Economist Joseph Stiglitz not shocked by Labour lurch: The rise of Jeremy Corbyn gets a big supporter
A cosy, dimly-lit Mayfair cocktail bar with a stage for live music is not the first place you would expect to find a Nobel prize winning economist on a Sunday morning.
Firebrand American polemicist Joseph Stiglitz was in town during an eyebrow-raising period for the British left. But while many in Westminster are shocked by the sudden rise of ultra left-wing Islington North MP Jeremy Corbyn, Stiglitz says the
development is to be expected.
“I am not surprised at all that there is a demand for a strong anti-austerity movement around increased concern about inequality. The promises of New Labour in the UK and of the Clintonites in the US have been a disappointment,” he told an audience at The Arts Club on Dover Street.
Stiglitz was dropping by to plug his latest book, The Great Divide, which lashes out at what he perceives to be the causes of inequality.
The rise of Corbyn has seen some polls put him ahead in the race for the Labour leadership. The possibility that Labour could lurch further to the left, moving back to its old ways, has attracted criticism from Tony Blair, who led the party from 1994 to 2007. But Stiglitz says the likes of Blair only have themselves to blame for the change of tone.
“Unfortunately the centre-left parties have wimped out. They have joined in saying ‘Oh yes, we have to have a kinder version of austerity, a milder version of austerity.’ But one of the disappointments of the Eurozone, and Europe more broadly, is that you have these elections, these centre-left parties get elected and they have to cave in to Germany and so they then do a rhetoric that is gentler but the outcome is not much gentler,” he said.
Unsurprisingly, Stiglitz also lashed out at austerity measures required of Greece from its creditors.
The latest deal to solve Greece’s economic crisis will end in further disaster, he warned. He said that if Germany did not agree to write off the country’s debt, Greece would be better off leaving the euro. He also criticised the German government for insisting that other countries run balanced budgets.
And Stiglitz continues to take aim at the International Monetary Fund (IMF), which offers countries giant loans if they promise to reform, including austerity measures.

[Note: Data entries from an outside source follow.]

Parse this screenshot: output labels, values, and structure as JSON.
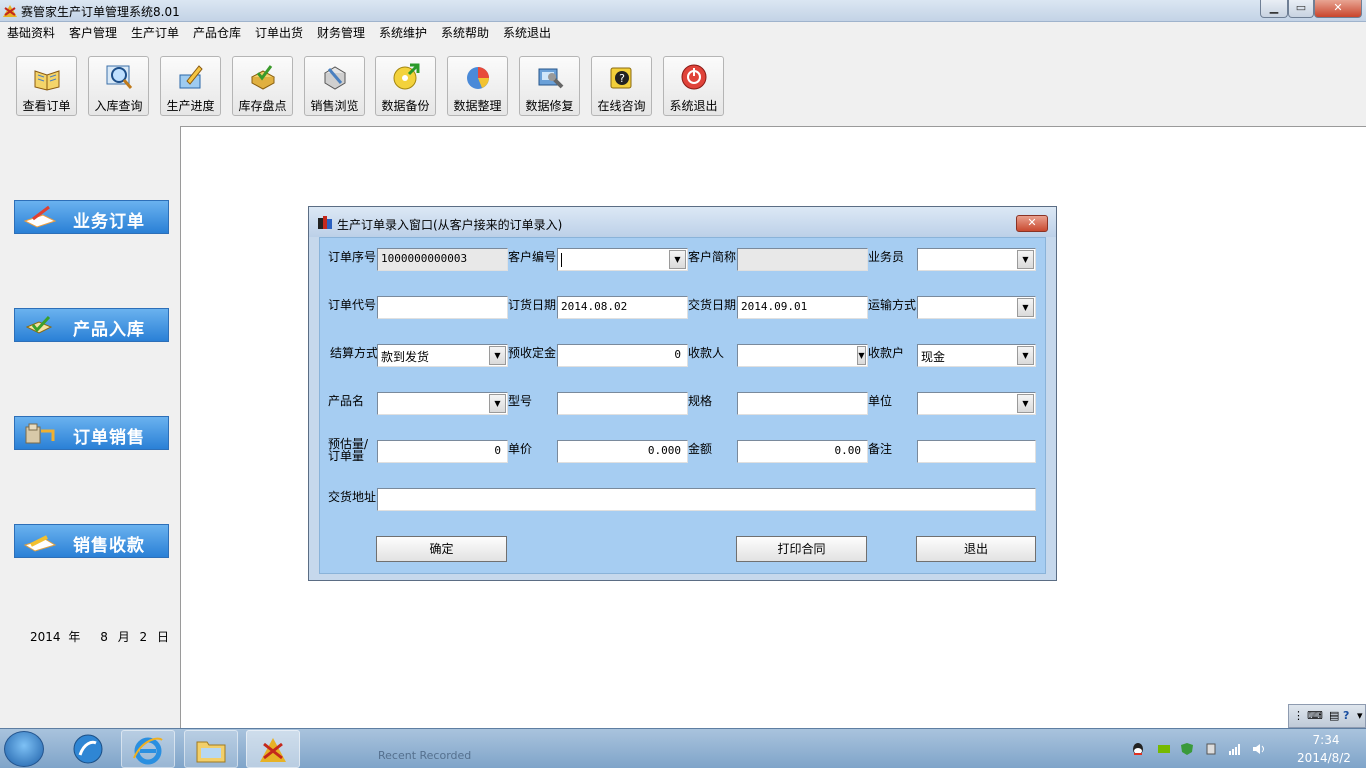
{
  "window": {
    "title": "赛管家生产订单管理系统8.01"
  },
  "menu": [
    "基础资料",
    "客户管理",
    "生产订单",
    "产品仓库",
    "订单出货",
    "财务管理",
    "系统维护",
    "系统帮助",
    "系统退出"
  ],
  "toolbar": [
    {
      "label": "查看订单",
      "icon": "book-icon"
    },
    {
      "label": "入库查询",
      "icon": "magnifier-icon"
    },
    {
      "label": "生产进度",
      "icon": "pen-notepad-icon"
    },
    {
      "label": "库存盘点",
      "icon": "box-check-icon"
    },
    {
      "label": "销售浏览",
      "icon": "tools-icon"
    },
    {
      "label": "数据备份",
      "icon": "disk-arrow-icon"
    },
    {
      "label": "数据整理",
      "icon": "pie-chart-icon"
    },
    {
      "label": "数据修复",
      "icon": "repair-icon"
    },
    {
      "label": "在线咨询",
      "icon": "question-icon"
    },
    {
      "label": "系统退出",
      "icon": "power-icon"
    }
  ],
  "sidebar": {
    "buttons": [
      {
        "label": "业务订单",
        "icon": "order-icon"
      },
      {
        "label": "产品入库",
        "icon": "warehouse-icon"
      },
      {
        "label": "订单销售",
        "icon": "forklift-icon"
      },
      {
        "label": "销售收款",
        "icon": "payment-icon"
      }
    ],
    "date": {
      "year": "2014",
      "year_unit": "年",
      "month": "8",
      "month_unit": "月",
      "day": "2",
      "day_unit": "日"
    }
  },
  "dialog": {
    "title": "生产订单录入窗口(从客户接来的订单录入)",
    "fields": {
      "order_no": {
        "label": "订单序号",
        "value": "1000000000003"
      },
      "customer_code": {
        "label": "客户编号",
        "value": ""
      },
      "customer_short": {
        "label": "客户简称",
        "value": ""
      },
      "salesperson": {
        "label": "业务员",
        "value": ""
      },
      "order_code": {
        "label": "订单代号",
        "value": ""
      },
      "order_date": {
        "label": "订货日期",
        "value": "2014.08.02"
      },
      "delivery_date": {
        "label": "交货日期",
        "value": "2014.09.01"
      },
      "shipping": {
        "label": "运输方式",
        "value": ""
      },
      "settlement": {
        "label": "结算方式",
        "value": "款到发货"
      },
      "deposit": {
        "label": "预收定金",
        "value": "0"
      },
      "payee": {
        "label": "收款人",
        "value": ""
      },
      "account": {
        "label": "收款户",
        "value": "现金"
      },
      "product": {
        "label": "产品名",
        "value": ""
      },
      "model": {
        "label": "型号",
        "value": ""
      },
      "spec": {
        "label": "规格",
        "value": ""
      },
      "unit": {
        "label": "单位",
        "value": ""
      },
      "qty": {
        "label_line1": "预估量/",
        "label_line2": "订单量",
        "value": "0"
      },
      "price": {
        "label": "单价",
        "value": "0.000"
      },
      "amount": {
        "label": "金额",
        "value": "0.00"
      },
      "remark": {
        "label": "备注",
        "value": ""
      },
      "address": {
        "label": "交货地址",
        "value": ""
      }
    },
    "buttons": {
      "confirm": "确定",
      "print": "打印合同",
      "exit": "退出"
    }
  },
  "taskbar": {
    "description": "Recent Recorded",
    "time": "7:34",
    "date": "2014/8/2"
  }
}
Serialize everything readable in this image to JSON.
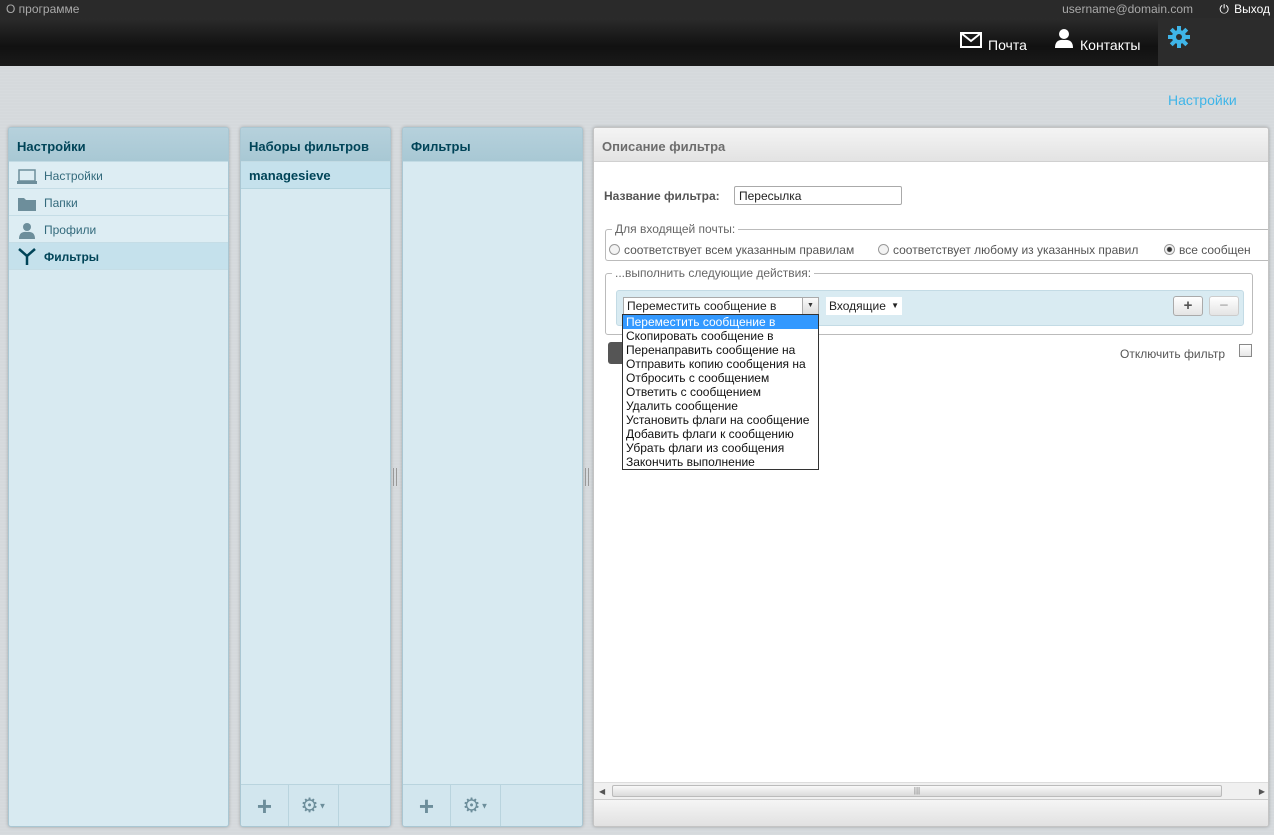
{
  "topbar": {
    "about": "О программе",
    "username": "username@domain.com",
    "logout": "Выход"
  },
  "nav": {
    "mail": "Почта",
    "contacts": "Контакты",
    "settings": "Настройки",
    "active_color": "#3fb5e8"
  },
  "settings_panel": {
    "title": "Настройки",
    "items": [
      {
        "label": "Настройки",
        "icon": "laptop-icon"
      },
      {
        "label": "Папки",
        "icon": "folder-icon"
      },
      {
        "label": "Профили",
        "icon": "person-icon"
      },
      {
        "label": "Фильтры",
        "icon": "filter-icon",
        "selected": true
      }
    ]
  },
  "filter_sets_panel": {
    "title": "Наборы фильтров",
    "items": [
      "managesieve"
    ]
  },
  "filters_panel": {
    "title": "Фильтры"
  },
  "desc_panel": {
    "title": "Описание фильтра",
    "name_label": "Название фильтра:",
    "name_value": "Пересылка",
    "incoming_legend": "Для входящей почты:",
    "rules": [
      {
        "label": "соответствует всем указанным правилам",
        "checked": false
      },
      {
        "label": "соответствует любому из указанных правил",
        "checked": false
      },
      {
        "label": "все сообщен",
        "checked": true
      }
    ],
    "actions_legend": "...выполнить следующие действия:",
    "action_select": "Переместить сообщение в",
    "folder_select": "Входящие",
    "plus": "+",
    "minus": "−",
    "disable_label": "Отключить фильтр",
    "action_options": [
      "Переместить сообщение в",
      "Скопировать сообщение в",
      "Перенаправить сообщение на",
      "Отправить копию сообщения на",
      "Отбросить с сообщением",
      "Ответить с сообщением",
      "Удалить сообщение",
      "Установить флаги на сообщение",
      "Добавить флаги к сообщению",
      "Убрать флаги из сообщения",
      "Закончить выполнение"
    ],
    "highlighted_option": 0
  }
}
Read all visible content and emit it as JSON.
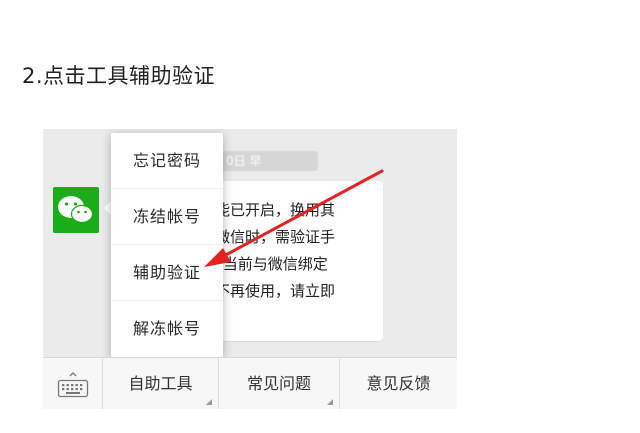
{
  "heading": "2.点击工具辅助验证",
  "chat": {
    "timestamp_fragment": "0日 早",
    "message_lines": [
      "能已开启，换用其",
      "微信时，需验证手",
      "“当前与微信绑定",
      "不再使用，请立即"
    ]
  },
  "menu": {
    "items": [
      {
        "label": "忘记密码"
      },
      {
        "label": "冻结帐号"
      },
      {
        "label": "辅助验证"
      },
      {
        "label": "解冻帐号"
      }
    ]
  },
  "bottom_bar": {
    "tabs": [
      {
        "label": "自助工具"
      },
      {
        "label": "常见问题"
      },
      {
        "label": "意见反馈"
      }
    ]
  },
  "colors": {
    "accent_green": "#1aad19",
    "arrow_red": "#e32222"
  },
  "icons": [
    "wechat-logo-icon",
    "keyboard-icon",
    "red-arrow-annotation"
  ]
}
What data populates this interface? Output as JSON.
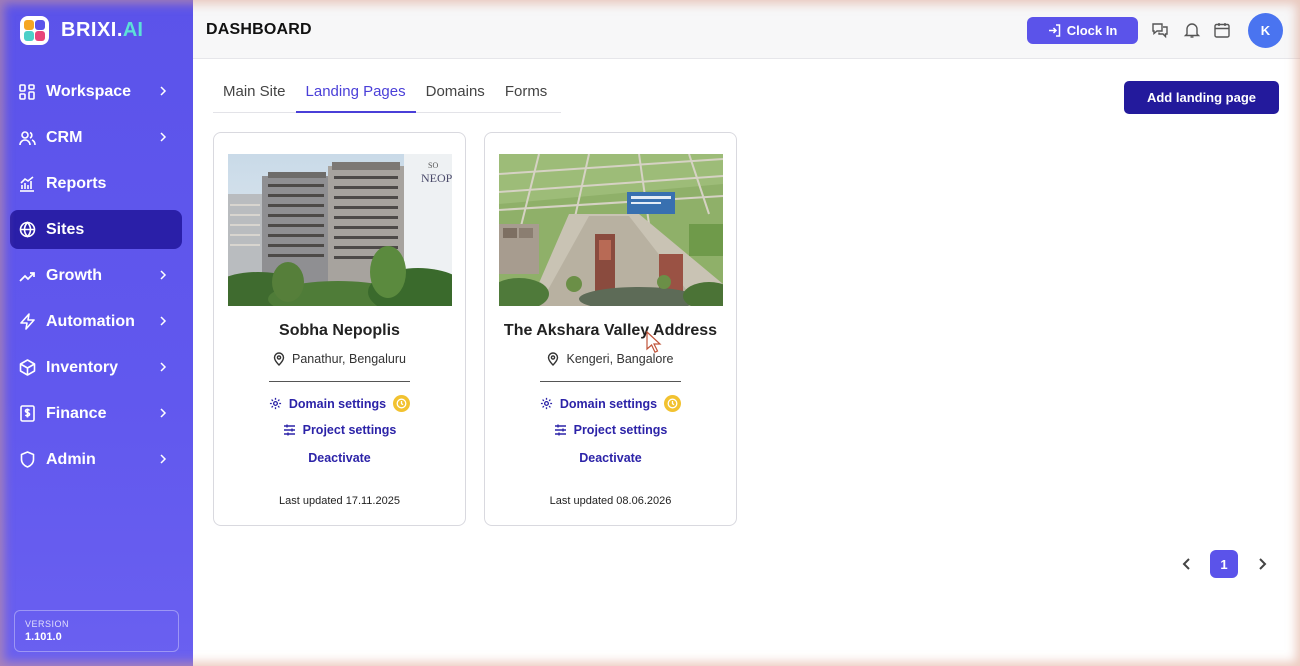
{
  "brand": {
    "name": "BRIXI.",
    "suffix": "AI"
  },
  "sidebar": {
    "items": [
      {
        "label": "Workspace",
        "icon": "grid-icon",
        "chevron": true
      },
      {
        "label": "CRM",
        "icon": "users-icon",
        "chevron": true
      },
      {
        "label": "Reports",
        "icon": "chart-icon",
        "chevron": false
      },
      {
        "label": "Sites",
        "icon": "globe-icon",
        "chevron": false,
        "active": true
      },
      {
        "label": "Growth",
        "icon": "trend-up-icon",
        "chevron": true
      },
      {
        "label": "Automation",
        "icon": "lightning-icon",
        "chevron": true
      },
      {
        "label": "Inventory",
        "icon": "box-icon",
        "chevron": true
      },
      {
        "label": "Finance",
        "icon": "dollar-doc-icon",
        "chevron": true
      },
      {
        "label": "Admin",
        "icon": "shield-icon",
        "chevron": true
      }
    ],
    "version_label": "VERSION",
    "version_value": "1.101.0"
  },
  "header": {
    "title": "DASHBOARD",
    "clock_in_label": "Clock In",
    "avatar_initial": "K"
  },
  "tabs": [
    {
      "label": "Main Site",
      "active": false
    },
    {
      "label": "Landing Pages",
      "active": true
    },
    {
      "label": "Domains",
      "active": false
    },
    {
      "label": "Forms",
      "active": false
    }
  ],
  "add_button_label": "Add landing page",
  "cards": [
    {
      "title": "Sobha Nepoplis",
      "location": "Panathur, Bengaluru",
      "domain_settings": "Domain settings",
      "project_settings": "Project settings",
      "deactivate": "Deactivate",
      "updated": "Last updated 17.11.2025",
      "image_text": "SO NEOP"
    },
    {
      "title": "The Akshara Valley Address",
      "location": "Kengeri, Bangalore",
      "domain_settings": "Domain settings",
      "project_settings": "Project settings",
      "deactivate": "Deactivate",
      "updated": "Last updated 08.06.2026"
    }
  ],
  "pagination": {
    "current": "1"
  },
  "colors": {
    "sidebar": "#5b53ea",
    "active_nav": "#2a1fa8",
    "primary_button": "#231a9c",
    "link": "#2c23a8",
    "badge": "#f2c230"
  }
}
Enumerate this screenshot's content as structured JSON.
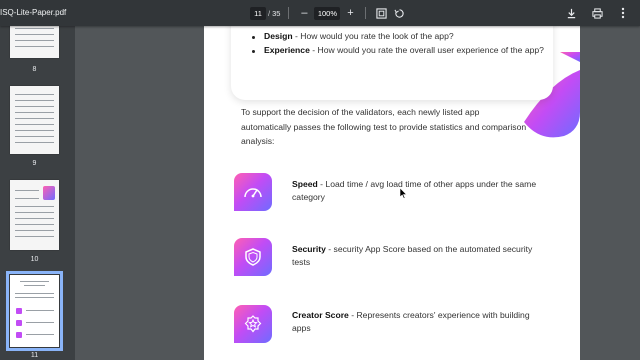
{
  "toolbar": {
    "filename": "ISQ-Lite-Paper.pdf",
    "current_page": "11",
    "separator": "/",
    "total_pages": "35",
    "zoom_out": "–",
    "zoom": "100%",
    "zoom_in": "+"
  },
  "sidebar": {
    "pages": [
      {
        "number": "8"
      },
      {
        "number": "9"
      },
      {
        "number": "10"
      },
      {
        "number": "11"
      }
    ]
  },
  "document": {
    "bullets": [
      {
        "term": "Design",
        "text": " - How would you rate the look of the app?"
      },
      {
        "term": "Experience",
        "text": " - How would you rate the overall user experience of the app?"
      }
    ],
    "intro": "To support the decision of the validators, each newly listed app automatically passes the following test to provide statistics and comparison analysis:",
    "features": [
      {
        "term": "Speed",
        "text": " - Load time / avg load time of other apps under the same category",
        "icon": "speedometer-icon"
      },
      {
        "term": "Security",
        "text": " - security App Score based on the automated security tests",
        "icon": "shield-icon"
      },
      {
        "term": "Creator Score",
        "text": " - Represents creators' experience with building apps",
        "icon": "star-badge-icon"
      }
    ]
  },
  "colors": {
    "gradient_start": "#ff5fb2",
    "gradient_mid": "#c24cf5",
    "gradient_end": "#6f6bff",
    "toolbar_bg": "#323639",
    "sidebar_bg": "#3c4043",
    "viewer_bg": "#525659",
    "selection": "#8ab4f8"
  }
}
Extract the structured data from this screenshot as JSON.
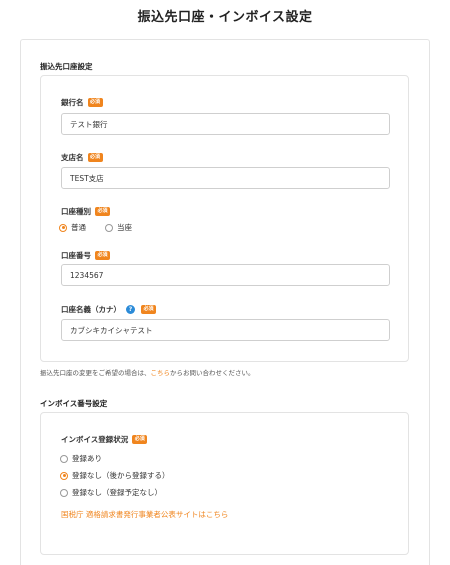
{
  "page": {
    "title": "振込先口座・インボイス設定"
  },
  "bank_section": {
    "title": "振込先口座設定",
    "required_label": "必須",
    "bank_name": {
      "label": "銀行名",
      "value": "テスト銀行"
    },
    "branch_name": {
      "label": "支店名",
      "value": "TEST支店"
    },
    "account_type": {
      "label": "口座種別",
      "options": [
        "普通",
        "当座"
      ],
      "selected": "普通"
    },
    "account_number": {
      "label": "口座番号",
      "value": "1234567"
    },
    "account_holder": {
      "label": "口座名義（カナ）",
      "help_icon": "?",
      "value": "カブシキカイシャテスト"
    },
    "note": {
      "before": "振込先口座の変更をご希望の場合は、",
      "link": "こちら",
      "after": "からお問い合わせください。"
    }
  },
  "invoice_section": {
    "title": "インボイス番号設定",
    "status_label": "インボイス登録状況",
    "required_label": "必須",
    "options": [
      "登録あり",
      "登録なし（後から登録する）",
      "登録なし（登録予定なし）"
    ],
    "selected": "登録なし（後から登録する）",
    "link": "国税庁 適格請求書発行事業者公表サイトはこちら"
  },
  "colors": {
    "accent": "#f0851e",
    "help": "#2b8bd8",
    "border": "#e3e3e3"
  }
}
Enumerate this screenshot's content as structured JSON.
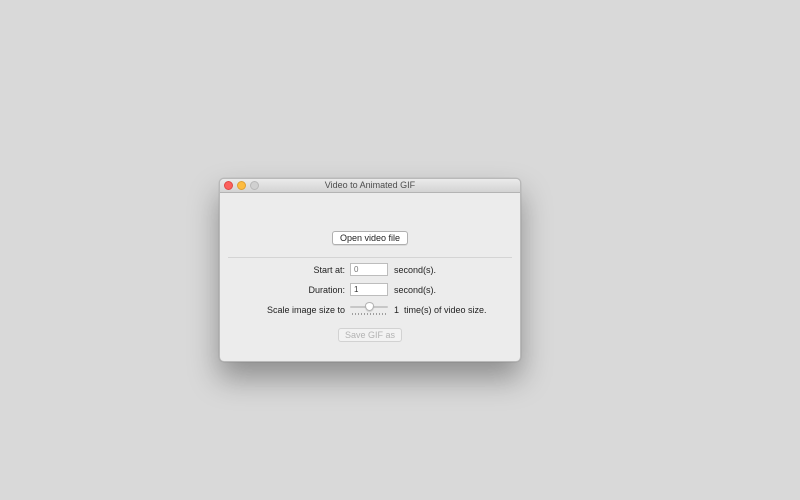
{
  "window": {
    "title": "Video to Animated GIF"
  },
  "open_button": {
    "label": "Open video file"
  },
  "start": {
    "label": "Start at:",
    "placeholder": "0",
    "unit": "second(s)."
  },
  "duration": {
    "label": "Duration:",
    "value": "1",
    "unit": "second(s)."
  },
  "scale": {
    "label": "Scale image size to",
    "value": "1",
    "unit": "time(s) of video size.",
    "slider_level": 0.5
  },
  "save_button": {
    "label": "Save GIF as",
    "enabled": false
  },
  "colors": {
    "desktop": "#d9d9d9",
    "window_bg": "#ececec",
    "close": "#fc605c",
    "minimize": "#fdbc40",
    "zoom_disabled": "#d0d0d0"
  }
}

The combination of austerity and the existence of the euro were responsible for Greece’s depression, he said.
He cast doubt on the current deal being discussed. Germany wants the IMF on board; Germany does not want debt reduction; the IMF wants a big debt reduction. Herein lies the problem, he argues.
Stiglitz believes Greece should leave the Eurozone, saying there would be a “high probability of restoring growth” if it did so, but “near certainty of further depression” if it signed the new agreement.
He also said that letting the euro go would ultimately be needed to save the EU project.
“It’s [the euro] pulling Europe apart, and it’s weakening the economy,” Stiglitz said.